Voranai: Tears of the Junta

Voranai VanijakaIt’s been nearly a month since the royal funeral for King Rama IX. As the kingdom comes to terms with the great loss and pushes on into the future, an incident of note is worth discussing.

Many photos and VDO clips surrounding the funeral ceremony have been circulated and commented on. Of note is Prime Minister Gen. Prayuth Chan-ocha wiping tears from his eyes.

The social media reaction can be summed up as follows: He truly loves King Rama IX and keeps the peace in the streets. No matter the allegations of abuse, corruption, mismanagement or incompetence, in the eyes of many people, all is forgiven or at least excused, if not outright denied by turning a blind eye. This is because his tears are genuine and peace is desired. Hence, he’s deemed fit to be Thailand’s leader.
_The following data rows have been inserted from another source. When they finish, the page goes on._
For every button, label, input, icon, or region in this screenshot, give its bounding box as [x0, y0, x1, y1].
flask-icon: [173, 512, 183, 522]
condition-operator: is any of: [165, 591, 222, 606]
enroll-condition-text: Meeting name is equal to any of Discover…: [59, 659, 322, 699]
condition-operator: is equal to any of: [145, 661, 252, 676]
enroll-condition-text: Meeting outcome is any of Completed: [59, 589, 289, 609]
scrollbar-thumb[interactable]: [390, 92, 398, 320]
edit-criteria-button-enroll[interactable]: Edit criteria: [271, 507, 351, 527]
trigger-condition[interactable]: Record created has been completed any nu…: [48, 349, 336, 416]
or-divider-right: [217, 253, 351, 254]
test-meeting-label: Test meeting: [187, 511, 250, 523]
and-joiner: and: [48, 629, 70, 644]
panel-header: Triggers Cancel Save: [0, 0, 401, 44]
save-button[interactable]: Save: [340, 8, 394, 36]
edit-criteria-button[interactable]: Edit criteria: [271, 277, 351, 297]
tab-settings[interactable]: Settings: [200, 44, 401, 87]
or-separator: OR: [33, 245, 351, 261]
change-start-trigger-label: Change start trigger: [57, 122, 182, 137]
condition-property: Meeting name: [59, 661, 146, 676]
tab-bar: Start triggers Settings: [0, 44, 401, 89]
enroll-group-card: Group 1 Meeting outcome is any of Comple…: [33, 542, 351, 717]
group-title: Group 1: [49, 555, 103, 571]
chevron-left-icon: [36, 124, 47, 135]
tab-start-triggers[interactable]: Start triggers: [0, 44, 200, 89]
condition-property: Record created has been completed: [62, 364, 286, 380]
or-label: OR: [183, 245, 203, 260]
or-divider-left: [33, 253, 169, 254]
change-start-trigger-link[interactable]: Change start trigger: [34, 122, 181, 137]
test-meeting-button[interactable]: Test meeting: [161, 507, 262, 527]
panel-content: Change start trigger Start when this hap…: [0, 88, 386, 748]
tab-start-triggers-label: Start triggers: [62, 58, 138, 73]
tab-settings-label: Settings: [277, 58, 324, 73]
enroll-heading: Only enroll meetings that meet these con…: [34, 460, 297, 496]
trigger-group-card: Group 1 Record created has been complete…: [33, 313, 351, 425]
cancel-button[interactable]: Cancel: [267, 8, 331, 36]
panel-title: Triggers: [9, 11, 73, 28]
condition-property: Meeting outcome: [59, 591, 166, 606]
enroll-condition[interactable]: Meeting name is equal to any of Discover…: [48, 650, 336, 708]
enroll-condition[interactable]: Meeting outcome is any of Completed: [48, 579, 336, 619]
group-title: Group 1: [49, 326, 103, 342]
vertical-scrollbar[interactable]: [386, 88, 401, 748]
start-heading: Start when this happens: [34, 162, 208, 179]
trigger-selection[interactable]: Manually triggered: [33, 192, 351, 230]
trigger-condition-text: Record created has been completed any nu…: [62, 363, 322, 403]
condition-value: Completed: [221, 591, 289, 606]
Emotion is a powerful thing, and surely the tears of the prime minister were as sincere as those of millions other Thais who also wept for the loss. As well, to say that he keeps peace in the streets is a statement of fact. Anyone who has ever lived through times of violence and civil strife should appreciate the benefits of having peace in the streets.

But at what price?

Here’s a quote attributed to one of America’s founding fathers, Benjamin Franklin:

“Those who would give up essential liberty, to purchase a little temporary safety, deserve neither liberty nor safety.”

There’s a debate as to what Franklin was actually referring to, as the context of today is vastly difference from 200 years ago. Nonetheless, in the context of a modern liberal democracy, people have interpreted the meaning to fight for personal freedom and liberty come what may, as opposed to sacrificing them in the interests of comfort and safety.

But Franklin was an American founding father, not a Thai one. The modern interpretation of the quote is in the spirit of Western liberal politics, which isn’t the same as that of a conservative, Southeast Asian, Hindu-Buddhist kingdom steeped in feudal traditions.

Through more than a decade of Thailand’s political strife, many observers have questioned how the affluent and educated urbanites could cast aside democracy and welcome dictatorship. The answer is a sarcastic quip drenched in generalities: You can take a Thai out of the kingdom, but you can’t take the kingdom out of a Thai.

Meaning, we are the sum of our past. The collective conscience of a nation, or a people, is molded by centuries of traditions still taught and celebrated today. One may have a Western education, be well versed in all things liberal and international, but still be Thai. As such, traditions dictate that at the heart of being Thai is communalism over individuality, conformity over independence and – more important than any principles – the institution of the monarchy.

In the West, democracy is in the social conscience. Liberals and conservatives may be at each other’s throats, but both believe in democracy. Even fascist political parties have to contest in democratic elections. Western democracy has been centuries in the making, struggling through wars and destruction to eventual triumph. And though today some may call it into question, democracy is still the shared value.

There are no founding fathers expounding democracy here in Thailand. But there is the concept of “father of the nation.” They are the kings of the Chakri Dynasty, from the first to the present. Furthermore, there have been no destructive wars to tear down old institutions to be replaced by new ones, as happened in Western nations and even Thailand’s neighbors.

Compared to the historical roller-coaster of Western history for the past couple of centuries, the fabric of our present-day kingdom has barely been touched and has hardly changed since its founding a little over 200 years ago.

But that doesn’t mean the Thai kingship and democratic ideals can’t be compatible.

As the nation comes to terms with the great loss and pushes on into the future, with an immediate one being the promised elections of November 2018, we must understand that traditions can’t simply be erased and replaced by democracy, nor expect traditions to bow down to new ideals.

The Thai monarchy and its place in society isn’t the same as with Western monarchies. For democracy to succeed in Thailand, it must come to terms with the power and prestige the monarchy holds. There must be a partnership between democratic and royal institutions.

This new partnership will see the military as not only defender of the monarchy, but also defender of democracy and the people. The latter being a role the military has not always fulfilled in the past.

Obviously, this is easier typed than done. Clearly, this will be a Thai-style democracy, not a Western one. But like the mantra for multinational companies “think global, act local,” the reality of traditions cannot be ignored.

In an alternate reality, the national leader who wept at the late king’s funeral would be a democratically elected one, not a junta leader. But alternate realities only exist in fantasy.